Las pocas ilusiones que albergara para llegar a ser rey se me han disipado hace unos días vista la elección de Felipe para el cargo, en ese entramado prosaico tan aceptado y tan rechazado por los propios poseedores del poder que no somos otros que quienes nos merendamos el pastel sin apenas enterarnos de nuestra propia realidad. Sin importarme en exceso el acierto de la elección, hice mis cábalas, -tiempo atrás-, por si un acaso se me concediera la imposible misión de reinar en un país donde me siento más ciudadano que regidor. Reinar en casa y en mi vida es más complicado porque te creas una dependencia obsesiva, corresponde enseñar a los niños a jugar, enseñar las reglas, abrir la conciencia, compartir los niveles egregios de la tolerancia y practicar soberanamente el amor entre todos los miembros de la familia. Reinar en vida propia es más delicado aunque más honroso.
Corona
Y pensar a quiénes elegiría como compañeros en la tarea de reinar un país no me supondría un problema serio porque me llevaría a las cortes del reino a los pequeños que se entretienen en ternuras y a los grandes que saben de venencia y soledades, fácil.
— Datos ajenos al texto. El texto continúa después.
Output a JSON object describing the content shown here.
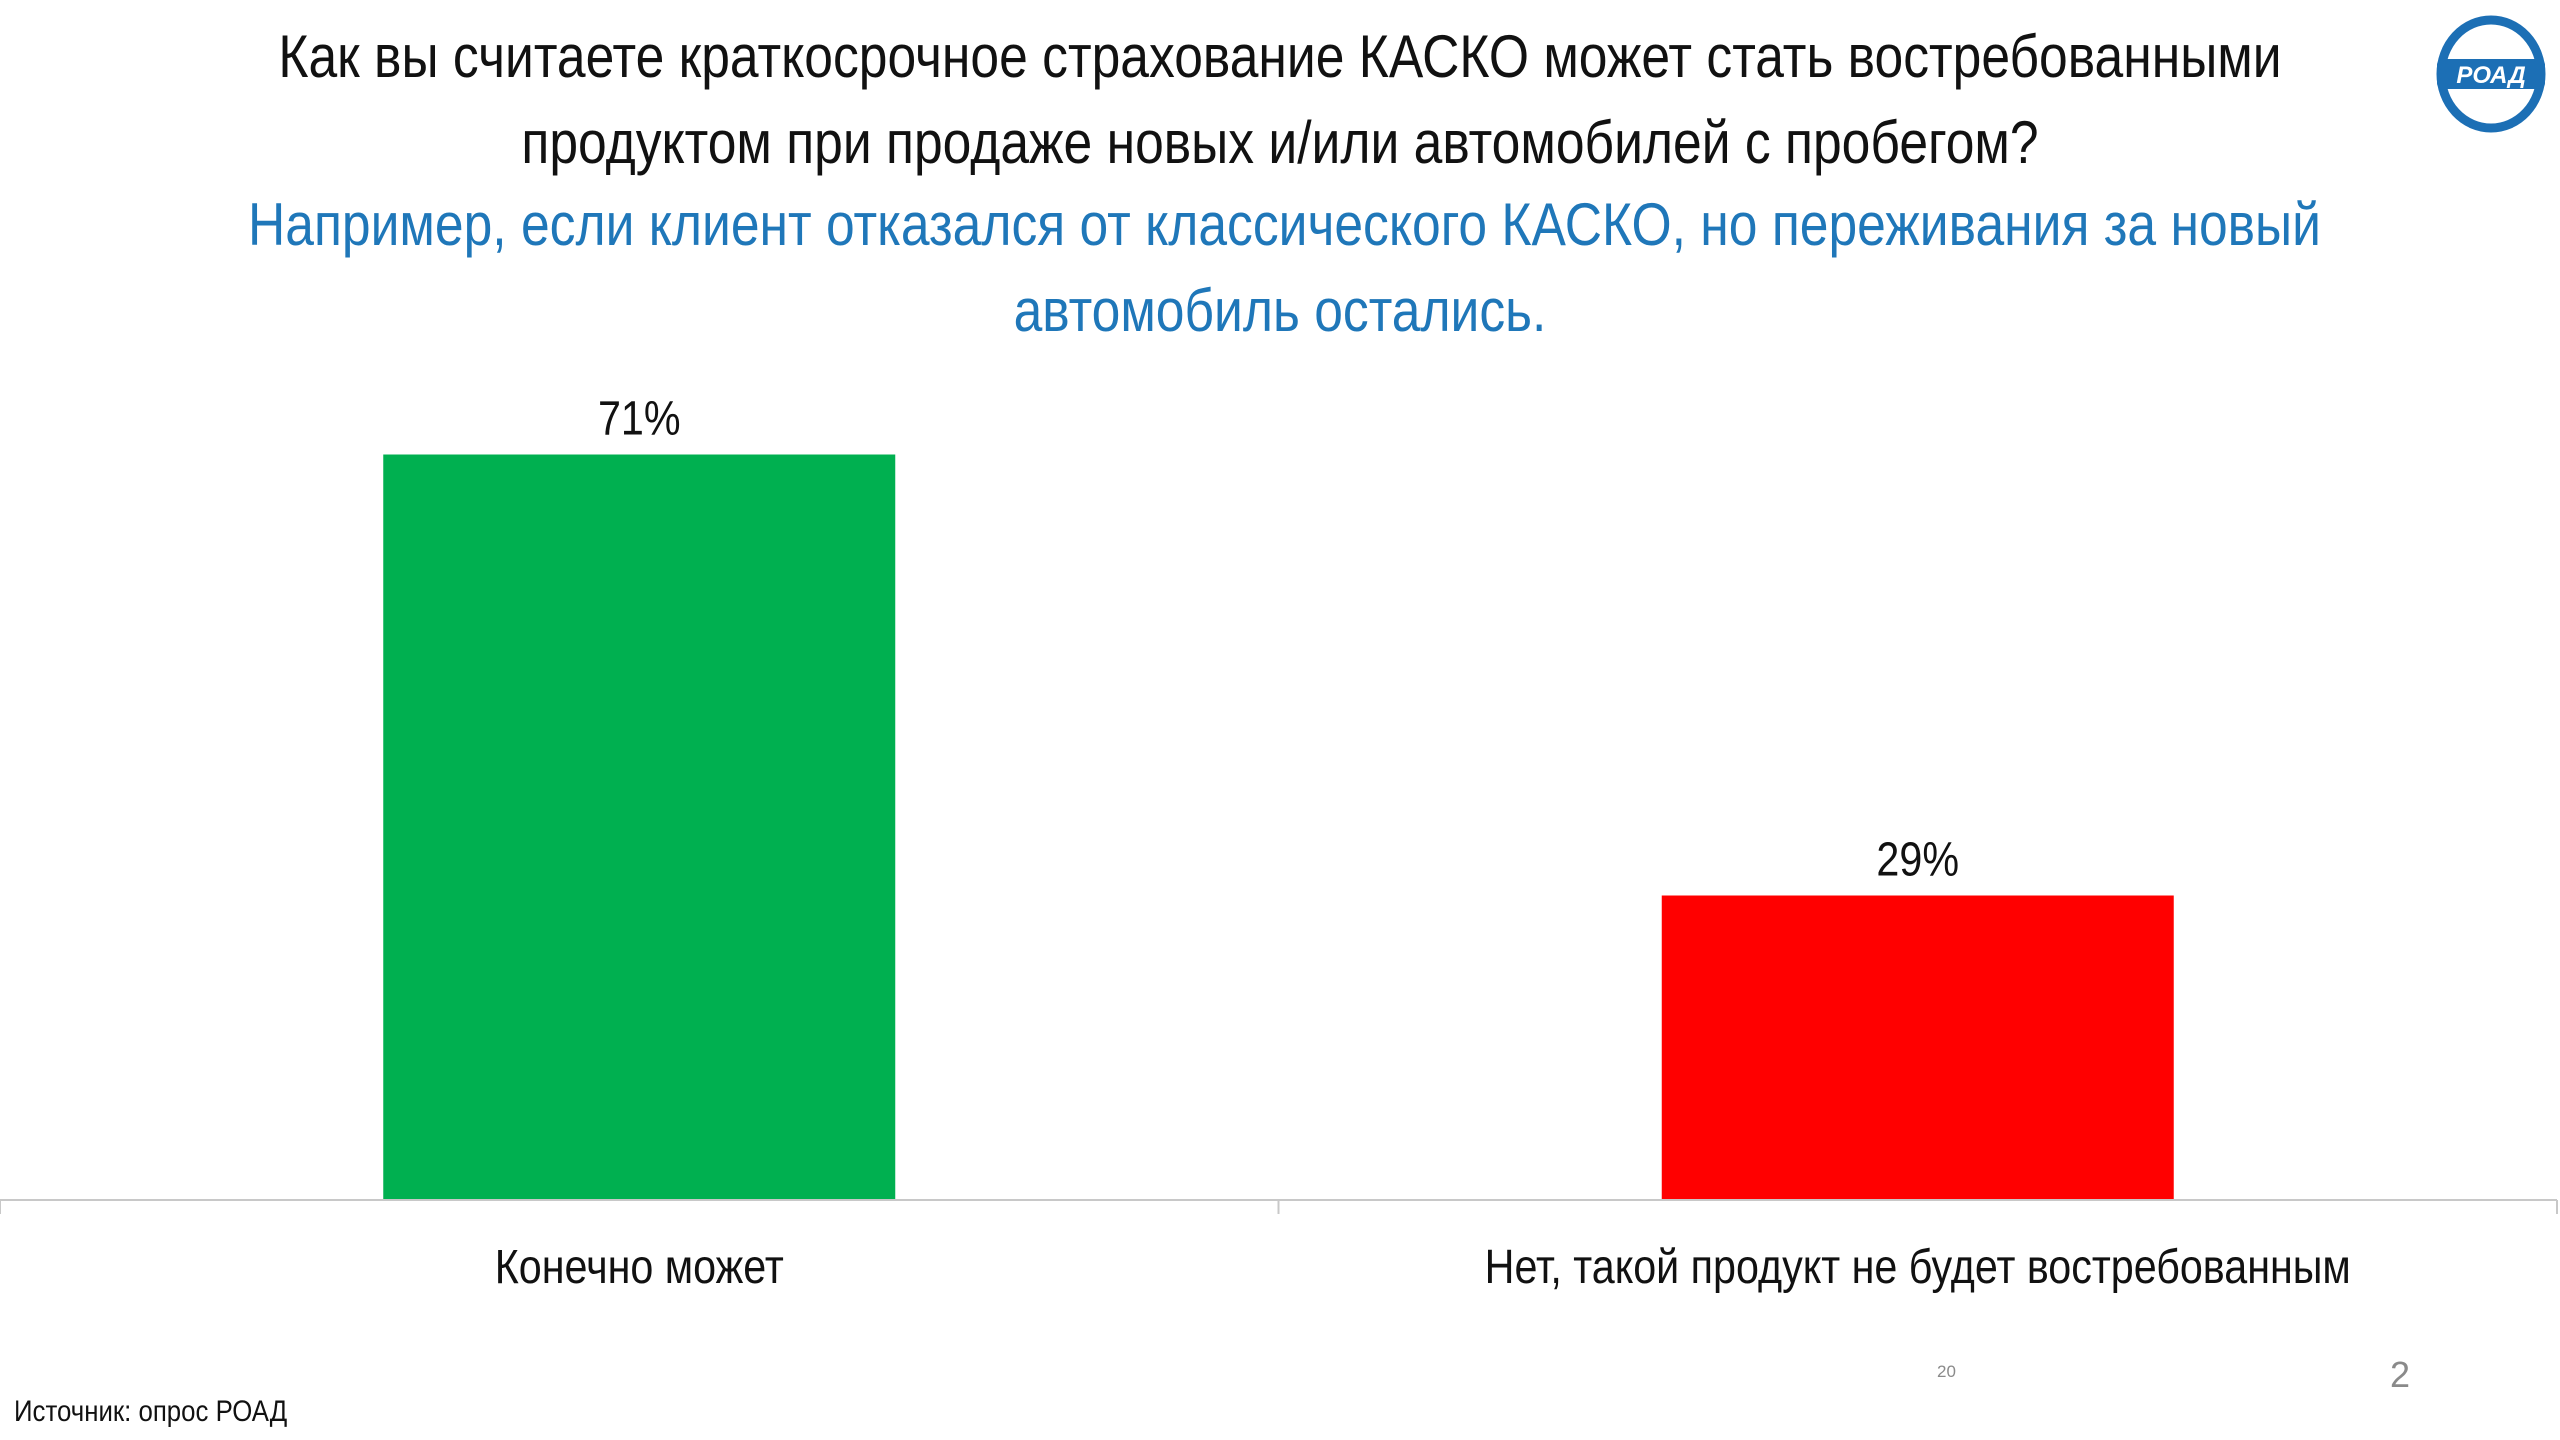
{
  "title_lines": [
    "Как вы считаете краткосрочное страхование КАСКО может стать востребованными",
    "продуктом при продаже новых и/или автомобилей с пробегом?"
  ],
  "subtitle_lines": [
    "Например, если клиент отказался от классического КАСКО, но переживания за новый",
    "автомобиль остались."
  ],
  "subtitle_color": "#1f77b9",
  "logo": {
    "text": "РОАД",
    "icon": "road-logo-icon",
    "color": "#1c6fb5"
  },
  "chart_data": {
    "type": "bar",
    "categories": [
      "Конечно может",
      "Нет, такой продукт не будет востребованным"
    ],
    "values": [
      71,
      29
    ],
    "data_labels": [
      "71%",
      "29%"
    ],
    "colors": [
      "#00b050",
      "#ff0000"
    ],
    "ylim": [
      0,
      100
    ],
    "grid": false,
    "legend": "none"
  },
  "footer": {
    "source": "Источник: опрос РОАД",
    "small_number": "20",
    "page_number": "2"
  }
}
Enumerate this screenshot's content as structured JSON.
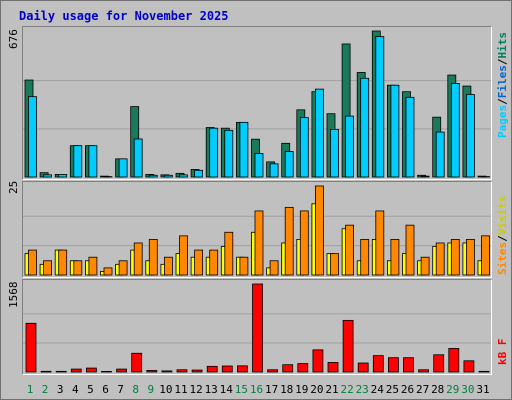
{
  "title": "Daily usage for November 2025",
  "colors": {
    "pages": "#00ccff",
    "files": "#008060",
    "hits": "#006633",
    "visits": "#ffff00",
    "sites": "#ff8800",
    "kbf": "#ff0000",
    "weekend": "#008040",
    "weekday": "#000000",
    "slash": "#000000"
  },
  "panels": {
    "hits": {
      "max_label": "676",
      "legend": {
        "pages": "Pages",
        "sep1": "/",
        "files": "Files",
        "sep2": "/",
        "hits": "Hits"
      }
    },
    "visits": {
      "max_label": "25",
      "legend": {
        "sites": "Sites",
        "sep1": "/",
        "visits": "Visits"
      }
    },
    "kbf": {
      "max_label": "1568",
      "legend": {
        "kbf": "kB F"
      }
    }
  },
  "chart_data": [
    {
      "type": "bar",
      "name": "hits_files_pages",
      "categories": [
        "1",
        "2",
        "3",
        "4",
        "5",
        "6",
        "7",
        "8",
        "9",
        "10",
        "11",
        "12",
        "13",
        "14",
        "15",
        "16",
        "17",
        "18",
        "19",
        "20",
        "21",
        "22",
        "23",
        "24",
        "25",
        "26",
        "27",
        "28",
        "29",
        "30",
        "31"
      ],
      "weekend": [
        "1",
        "2",
        "8",
        "9",
        "15",
        "16",
        "22",
        "23",
        "29",
        "30"
      ],
      "ylim": [
        0,
        676
      ],
      "series": [
        {
          "name": "Hits",
          "values": [
            449,
            20,
            12,
            145,
            145,
            4,
            84,
            326,
            12,
            10,
            17,
            35,
            229,
            226,
            253,
            175,
            70,
            156,
            311,
            395,
            293,
            616,
            484,
            676,
            425,
            395,
            8,
            277,
            472,
            421,
            4
          ]
        },
        {
          "name": "Files",
          "values": [
            449,
            20,
            12,
            145,
            145,
            4,
            84,
            326,
            12,
            10,
            17,
            35,
            229,
            226,
            253,
            175,
            70,
            156,
            311,
            395,
            293,
            616,
            484,
            676,
            425,
            395,
            8,
            277,
            472,
            421,
            4
          ]
        },
        {
          "name": "Pages",
          "values": [
            372,
            10,
            12,
            145,
            145,
            2,
            84,
            176,
            8,
            8,
            10,
            31,
            226,
            216,
            253,
            109,
            61,
            118,
            275,
            407,
            220,
            282,
            457,
            650,
            425,
            369,
            4,
            208,
            433,
            382,
            2
          ]
        }
      ]
    },
    {
      "type": "bar",
      "name": "visits_sites",
      "categories": [
        "1",
        "2",
        "3",
        "4",
        "5",
        "6",
        "7",
        "8",
        "9",
        "10",
        "11",
        "12",
        "13",
        "14",
        "15",
        "16",
        "17",
        "18",
        "19",
        "20",
        "21",
        "22",
        "23",
        "24",
        "25",
        "26",
        "27",
        "28",
        "29",
        "30",
        "31"
      ],
      "ylim": [
        0,
        25
      ],
      "series": [
        {
          "name": "Sites",
          "values": [
            7,
            4,
            7,
            4,
            5,
            2,
            4,
            9,
            10,
            5,
            11,
            7,
            7,
            12,
            5,
            18,
            4,
            19,
            18,
            25,
            6,
            14,
            10,
            18,
            10,
            14,
            5,
            9,
            10,
            10,
            11
          ]
        },
        {
          "name": "Visits",
          "values": [
            6,
            3,
            7,
            4,
            4,
            1,
            3,
            7,
            4,
            3,
            6,
            5,
            5,
            8,
            5,
            12,
            2,
            9,
            10,
            20,
            6,
            13,
            4,
            10,
            4,
            6,
            4,
            8,
            9,
            9,
            4
          ]
        }
      ]
    },
    {
      "type": "bar",
      "name": "kbf",
      "categories": [
        "1",
        "2",
        "3",
        "4",
        "5",
        "6",
        "7",
        "8",
        "9",
        "10",
        "11",
        "12",
        "13",
        "14",
        "15",
        "16",
        "17",
        "18",
        "19",
        "20",
        "21",
        "22",
        "23",
        "24",
        "25",
        "26",
        "27",
        "28",
        "29",
        "30",
        "31"
      ],
      "ylim": [
        0,
        1568
      ],
      "series": [
        {
          "name": "kB F",
          "values": [
            868,
            12,
            12,
            52,
            70,
            10,
            52,
            334,
            28,
            20,
            40,
            35,
            101,
            107,
            110,
            1568,
            40,
            130,
            150,
            395,
            170,
            920,
            160,
            292,
            255,
            255,
            40,
            307,
            420,
            200,
            12
          ]
        }
      ]
    }
  ]
}
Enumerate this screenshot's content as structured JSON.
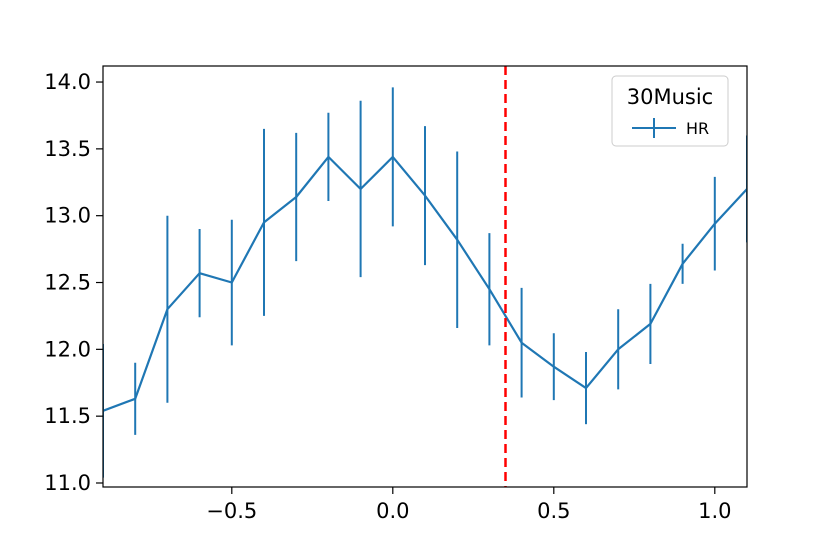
{
  "chart_data": {
    "type": "line",
    "title": "",
    "xlabel": "",
    "ylabel": "",
    "xlim": [
      -0.9,
      1.1
    ],
    "ylim": [
      10.97,
      14.12
    ],
    "x_ticks": [
      -0.5,
      0.0,
      0.5,
      1.0
    ],
    "x_tick_labels": [
      "−0.5",
      "0.0",
      "0.5",
      "1.0"
    ],
    "y_ticks": [
      11.0,
      11.5,
      12.0,
      12.5,
      13.0,
      13.5,
      14.0
    ],
    "y_tick_labels": [
      "11.0",
      "11.5",
      "12.0",
      "12.5",
      "13.0",
      "13.5",
      "14.0"
    ],
    "grid": false,
    "legend": {
      "title": "30Music",
      "placement": "top-right",
      "entries": [
        "HR"
      ]
    },
    "series": [
      {
        "name": "HR",
        "color": "#1f77b4",
        "x": [
          -0.9,
          -0.8,
          -0.7,
          -0.6,
          -0.5,
          -0.4,
          -0.3,
          -0.2,
          -0.1,
          0.0,
          0.1,
          0.2,
          0.3,
          0.4,
          0.5,
          0.6,
          0.7,
          0.8,
          0.9,
          1.0,
          1.1
        ],
        "y": [
          11.54,
          11.63,
          12.3,
          12.57,
          12.5,
          12.95,
          13.14,
          13.44,
          13.2,
          13.44,
          13.15,
          12.82,
          12.45,
          12.05,
          11.87,
          11.71,
          12.0,
          12.19,
          12.64,
          12.94,
          13.2
        ],
        "error": [
          0.5,
          0.27,
          0.7,
          0.33,
          0.47,
          0.7,
          0.48,
          0.33,
          0.66,
          0.52,
          0.52,
          0.66,
          0.42,
          0.41,
          0.25,
          0.27,
          0.3,
          0.3,
          0.15,
          0.35,
          0.4
        ]
      }
    ],
    "annotations": [
      {
        "type": "vline",
        "x": 0.35,
        "color": "#ff0000",
        "style": "dashed"
      }
    ]
  }
}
Como proyecto de futuro podría valer; aquello de la presencia dinástica en la historia, las relaciones internacionales o la importancia de llevar una corona con toda la dignidad, ciertamente engancha. Pero la imposibilidad de establecer contactos de afecto con quien te apetezca, la esclavitud a la institución monárquica, la mirada siempre puesta en el mandato de los dirigentes, la acción de poder siempre dirigida sin un atisbo de rebeldía, la incomodidad de pertenecer a una casta alabada por unos y desahuciada por otros, una lata.
Seguir reinando en lo propio de cada uno con las zapatillas a mano, la bata de los sábados por la tarde, la libertad de elegir compañeros de viaje, las mañanas de artesanía de la madera,los ratos de música, los placeres a pie de foros temáticos con la amistad siempre de por medio, la franqueza en todo aquello que se haya de decir, (sin tener que vivir en ocultismo), los ojos siempre cercanos a la sensación que produce el horizonte más emocionante, la complicidad tácita en el respeto, la insolencia de poder seguir escribiendo poemas de amor e incluso el entusiasmo de mantener la fragancia de la unión con los míos; ni por todo el oro el mundo renunciaría a este deber tan sencillo, ameno y apasionante de reinar, con todos, en la armonía de mi casa y de mi vida.